AMK. Or BAM. These are critical characters you must search for while grubbing about beneath the bonnet of any first-generation Seat Leon Cupra R on your buying horizon.

They’re part of the engine’s identification code, found on its offside front, the first trio of letters denoting the 207bhp 1.8 20-valve motor of 2002, or the 221bhp version that arrived a year later. If you can see these letters, then the Leon you’re looking at is almost certainly a genuine Cupra R rather than a sportily dressed version of a lesser model.

Such has been the passion for these cars that this fakery is possible. More than 4000 were sold in Britain between 2002 and 2006, the bulk of them with the more powerful engine. That’s a lot of hot Seats, especially as the Spanish brand was still attempting to cement itself a permanent place in the market and within VW’s portfolio. 

That mission was certainly helped by the Cupra R, which arrived shortly before Seat went through a weird period in which it announced that it would be Spain’s budget answer to Alfa Romeo, before unleashing a series of MPVs of varying degrees of undesirability. But that’s another tale.

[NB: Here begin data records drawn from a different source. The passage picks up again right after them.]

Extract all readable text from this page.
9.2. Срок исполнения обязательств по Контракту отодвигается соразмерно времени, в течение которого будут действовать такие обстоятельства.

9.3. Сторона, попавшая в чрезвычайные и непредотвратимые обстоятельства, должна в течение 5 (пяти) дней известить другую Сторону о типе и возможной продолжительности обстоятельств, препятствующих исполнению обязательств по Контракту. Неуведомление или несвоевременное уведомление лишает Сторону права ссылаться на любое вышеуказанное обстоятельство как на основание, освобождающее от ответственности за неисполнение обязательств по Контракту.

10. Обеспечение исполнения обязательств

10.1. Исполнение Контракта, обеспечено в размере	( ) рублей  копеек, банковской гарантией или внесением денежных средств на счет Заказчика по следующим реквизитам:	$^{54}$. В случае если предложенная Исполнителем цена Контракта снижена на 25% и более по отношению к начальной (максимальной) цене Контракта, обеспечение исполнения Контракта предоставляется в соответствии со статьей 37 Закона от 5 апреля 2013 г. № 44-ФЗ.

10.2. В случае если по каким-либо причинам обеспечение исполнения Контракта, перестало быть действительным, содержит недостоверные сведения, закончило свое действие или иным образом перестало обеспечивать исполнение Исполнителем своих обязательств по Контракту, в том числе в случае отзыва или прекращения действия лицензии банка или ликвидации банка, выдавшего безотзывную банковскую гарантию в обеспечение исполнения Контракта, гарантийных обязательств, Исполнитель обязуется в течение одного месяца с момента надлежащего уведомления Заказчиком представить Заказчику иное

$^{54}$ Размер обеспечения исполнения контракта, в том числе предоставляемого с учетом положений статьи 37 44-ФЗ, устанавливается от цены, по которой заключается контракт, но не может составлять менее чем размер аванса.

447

The Cupra R made a happier story, this pertly attractive hatch also doing well because at the time Volkswagen had forgotten how to make a GTI out of the Golf. Despite pretty much inventing the breed of which the Cupra was a member, VW made a mess of the fourth-generation GTI, this stodgy, slow and blandly unsatisfying iteration unworthy of its legendary suffix. 

Not only was the Cupra R better styled, toned and girded for the job, but it was also much cheaper than the VW despite sharing the parts platform. It was also very fast – its 221bhp good for 6.9sec sprints to 60mph and a 159mph top speed. That was a lot of sub-£20k hot hatch thrust back in 2003, Seat boosting the Cupra R’s output in an effort to chase down Alfa Romeo’s then-new 147 GTA, which flung out 250bhp. 

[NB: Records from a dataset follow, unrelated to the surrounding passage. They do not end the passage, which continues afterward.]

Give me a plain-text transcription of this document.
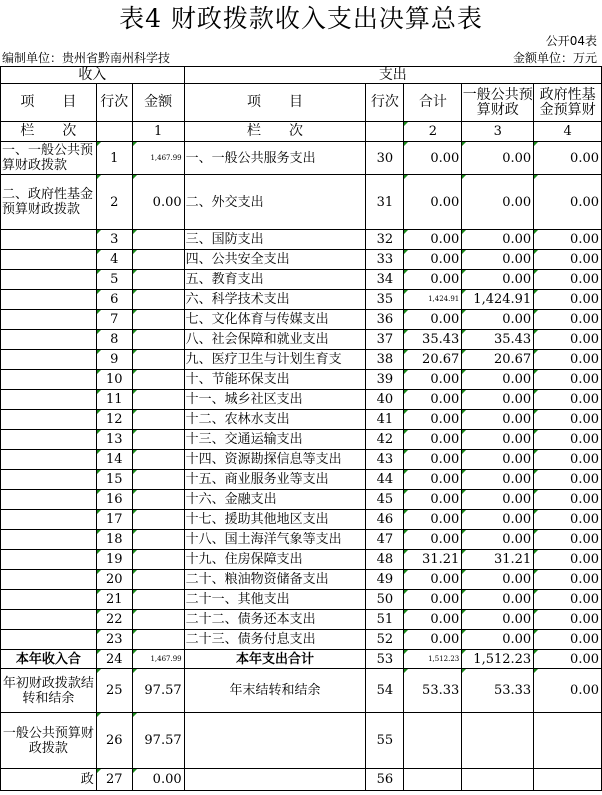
表4 财政拨款收入支出决算总表
公开04表
编制单位：贵州省黔南州科学技	金额单位：万元
收入			支出				
项　　目	行次	金额	项　　目	行次	合计	一般公共预算财政	政府性基金预算财
栏　　次		1	栏　　次		2	3	4
一、一般公共预算财政拨款	1	1,467.99	一、一般公共服务支出	30	0.00	0.00	0.00
二、政府性基金预算财政拨款	2	0.00	二、外交支出	31	0.00	0.00	0.00
	3		三、国防支出	32	0.00	0.00	0.00
	4		四、公共安全支出	33	0.00	0.00	0.00
	5		五、教育支出	34	0.00	0.00	0.00
	6		六、科学技术支出	35	1,424.91	1,424.91	0.00
	7		七、文化体育与传媒支出	36	0.00	0.00	0.00
	8		八、社会保障和就业支出	37	35.43	35.43	0.00
	9		九、医疗卫生与计划生育支	38	20.67	20.67	0.00
	10		十、节能环保支出	39	0.00	0.00	0.00
	11		十一、城乡社区支出	40	0.00	0.00	0.00
	12		十二、农林水支出	41	0.00	0.00	0.00
	13		十三、交通运输支出	42	0.00	0.00	0.00
	14		十四、资源勘探信息等支出	43	0.00	0.00	0.00
	15		十五、商业服务业等支出	44	0.00	0.00	0.00
	16		十六、金融支出	45	0.00	0.00	0.00
	17		十七、援助其他地区支出	46	0.00	0.00	0.00
	18		十八、国土海洋气象等支出	47	0.00	0.00	0.00
	19		十九、住房保障支出	48	31.21	31.21	0.00
	20		二十、粮油物资储备支出	49	0.00	0.00	0.00
	21		二十一、其他支出	50	0.00	0.00	0.00
	22		二十二、债务还本支出	51	0.00	0.00	0.00
	23		二十三、债务付息支出	52	0.00	0.00	0.00
本年收入合	24	1,467.99	本年支出合计	53	1,512.23	1,512.23	0.00
年初财政拨款结转和结余	25	97.57	年末结转和结余	54	53.33	53.33	0.00
一般公共预算财政拨款	26	97.57		55			
政	27	0.00		56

Signalling its ambitions for high-speed fly-swatting were a pleasingly modest body kit, big Brembo brakes, bigger wheels, a six-speed ’box, a steering wheel stitched with a racer’s location marker, white instrument faces and front seats embroidered with ‘R’ logos. All of which said ‘fast’ without yelling it. At the time the LCR, as the Leon Cupra R became known among fans keen to converse as swiftly as they traveled, was the most powerful production Seat yet. It also had a chassis that could handle it, mostly. 

The Spaniards bestowed Wolfsburg’s suspension with more grip, better body control, swifter steering and, despite a flash set of 18in rims, a mostly pliant ride. Although you wouldn’t think that if a Leon wheel struck a deep, sharp-rimmed pothole, this strike likely to send a jarring impact through the seat and dashboard.

Dodge the holes, though, and you could drive like you were late for a date, everywhere. It was pretty good fun too, the aura of urgency heightened by the 20-valve’s 2200rpm torque peak tugging at the steering wheel rim like a sweet-seeking child. The only spoiler was this Seat’s slightly deadened feedback and an unwillingness to allow you much steering with the throttle. But it was better than plenty in its class, not least its pricier cousin, and that was enough to win it plenty of admirers. 

Many of whom still feel the same way today – as the price of low mileage, unmolested (plenty have been ‘improved’), well-cared for cars can go past the £10,000 mark.